Department of Anesthesiology, University Medical Center Regensburg, Franz Josef Strauss Allee 11, 93053, Regensburg, Germany.
Eur J Med Res. 2019 Jan 28;24(1):5. doi: 10.1186/s40001-019-0365-x.
Cancer, one of the leading causes of death worldwide, develops when the normal balance between mitosis and apoptosis is disrupted. The subsequently increased proliferation rate or decreased apoptosis rate of cells leads to uncontrolled cellular growth. Thus, the current aim of cancer research is to increase the apoptosis rate in tumor cells-while limiting the concurrent death of healthy cells-and to induce controlled apoptosis in abnormal cells. Staurosporine is a very potent inducer of apoptosis because it inhibits many different kinases. So far, many different kinase pathways of staurosporine-induced apoptosis have been discussed for various tumor entities.
To identify the effect of staurosporine in pancreatic and colorectal carcinoma cells and its apoptosis-inducing signaling pathway.
The apoptosis rate in pancreatic and colorectal carcinoma cells was analyzed by annexin V staining after staurosporine administration. Staurosporine stimulation and its effects on the expression of Bcl2, BAX, Bad, caspase-8, and caspase-9 were investigated with immunoblot.
Staurosporine significantly increased apoptosis in pancreatic carcinoma cells. Western blot analysis showed activation of caspase-9 in PaTu 8988t and Panc-1 cells with 1 µM staurosporine. In addition, expression of Bcl2 and Bad was decreased in PaTu 8988t cells. In colorectal carcinoma cells SW 480, staurosporine stimulation did not induce apoptosis.
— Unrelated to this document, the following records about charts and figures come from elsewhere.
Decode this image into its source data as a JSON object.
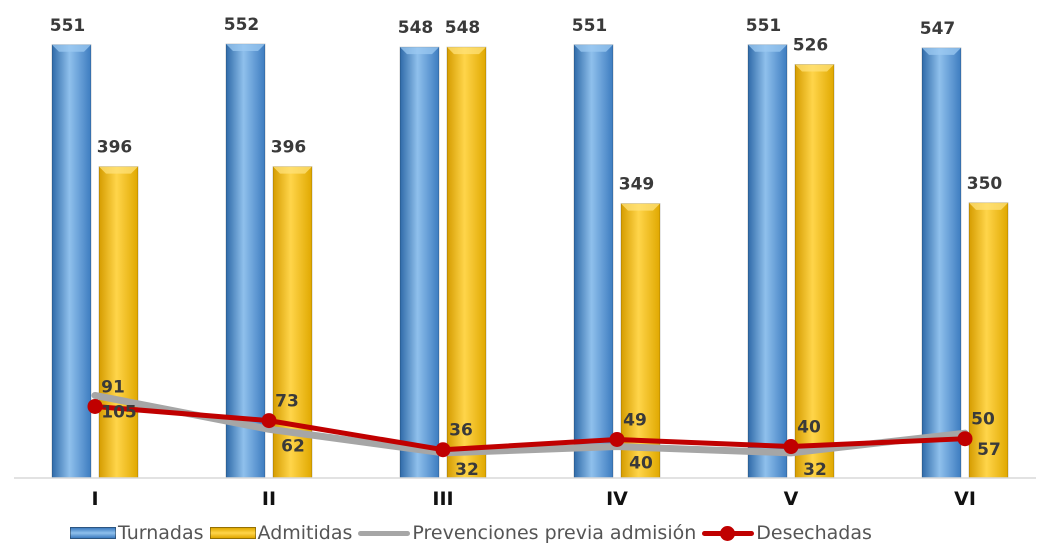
{
  "chart_data": {
    "type": "bar",
    "categories": [
      "I",
      "II",
      "III",
      "IV",
      "V",
      "VI"
    ],
    "ylim": [
      0,
      560
    ],
    "grid": false,
    "legend_position": "bottom",
    "series": [
      {
        "name": "Turnadas",
        "kind": "bar",
        "color": "#5b9bd5",
        "values": [
          551,
          552,
          548,
          551,
          551,
          547
        ]
      },
      {
        "name": "Admitidas",
        "kind": "bar",
        "color": "#ffc000",
        "values": [
          396,
          396,
          548,
          349,
          526,
          350
        ]
      },
      {
        "name": "Prevenciones previa admisión",
        "kind": "line",
        "color": "#a6a6a6",
        "values": [
          105,
          62,
          32,
          40,
          32,
          57
        ]
      },
      {
        "name": "Desechadas",
        "kind": "line",
        "color": "#c00000",
        "values": [
          91,
          73,
          36,
          49,
          40,
          50
        ]
      }
    ]
  }
}
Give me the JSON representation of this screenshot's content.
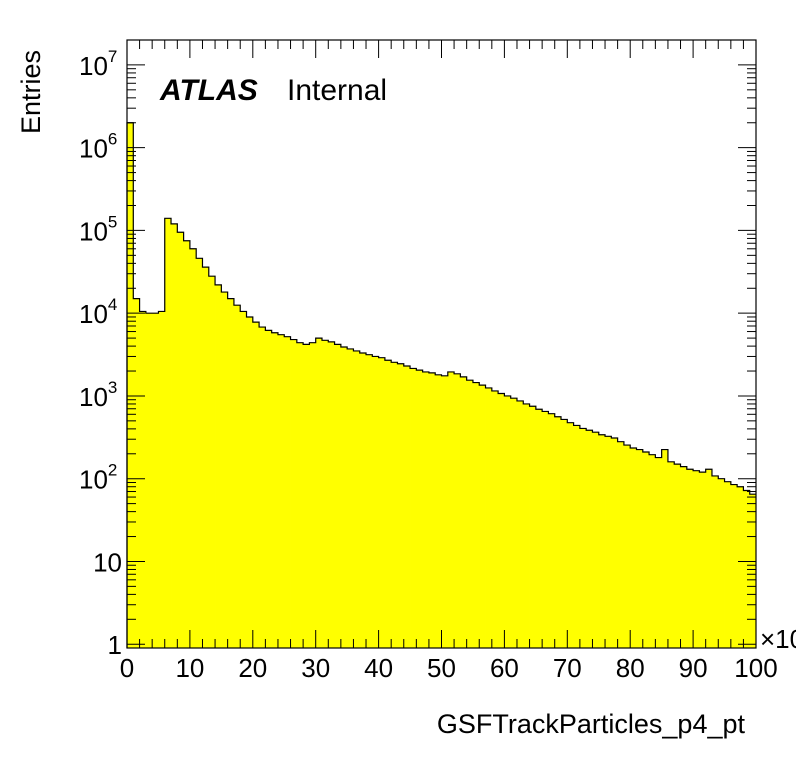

Modern therapeutic strategies for tumor diseases target the efficient modulation of specific signaling and transcription pathways. In this respect, the therapeutic potential of protein kinase inhibitors has been repeatedly discussed. Our study showed that staurosporine induces apoptosis in pancreatic carcinoma cells via the intrinsic signaling pathway. Thus, staurosporine is a suitable positive control for in vitro apoptosis tests for the pancreatic cancer cell lines PaTu 8988t and Panc-1. Further clinical studies should analyze the impact of this finding on cancer treatment.
癌症是全球主要死因之一,当有丝分裂和细胞凋亡之间的正常平衡被打破时,癌症就会发生。细胞的增殖率增加或凋亡率降低,导致细胞不受控制地生长。因此,癌症研究的当前目标是增加肿瘤细胞中的凋亡率——同时限制健康细胞的同步死亡——并诱导异常细胞的可控凋亡。星形孢菌素是一种非常有效的凋亡诱导剂,因为它可以抑制许多不同的激酶。到目前为止,已经针对各种肿瘤实体讨论了星形孢菌素诱导凋亡的许多不同的激酶途径。
确定星形孢菌素对胰腺和结直肠癌细胞的作用及其诱导凋亡的信号通路。
用星形孢菌素处理后,通过 Annexin V 染色分析胰腺和结直肠癌细胞的凋亡率。用免疫印迹法研究星形孢菌素刺激及其对 Bcl2、BAX、Bad、caspase-8 和 caspase-9 表达的影响。
星形孢菌素显著增加胰腺癌细胞的凋亡。Western blot 分析显示,1µM 星形孢菌素激活了 PaTu 8988t 和 Panc-1 细胞中的 caspase-9。此外,PaTu 8988t 细胞中 Bcl2 和 Bad 的表达减少。在结直肠癌细胞 SW 480 中,星形孢菌素刺激不会诱导凋亡。
肿瘤疾病的现代治疗策略针对特定信号和转录途径的有效调节。在这方面,蛋白激酶抑制剂的治疗潜力已被反复讨论。我们的研究表明,星形孢菌素通过内在信号通路诱导胰腺癌细胞凋亡。因此,星形孢菌素是 PaTu 8988t 和 Panc-1 胰腺癌细胞系体外凋亡试验的合适阳性对照。进一步的临床研究应分析这一发现对癌症治疗的影响。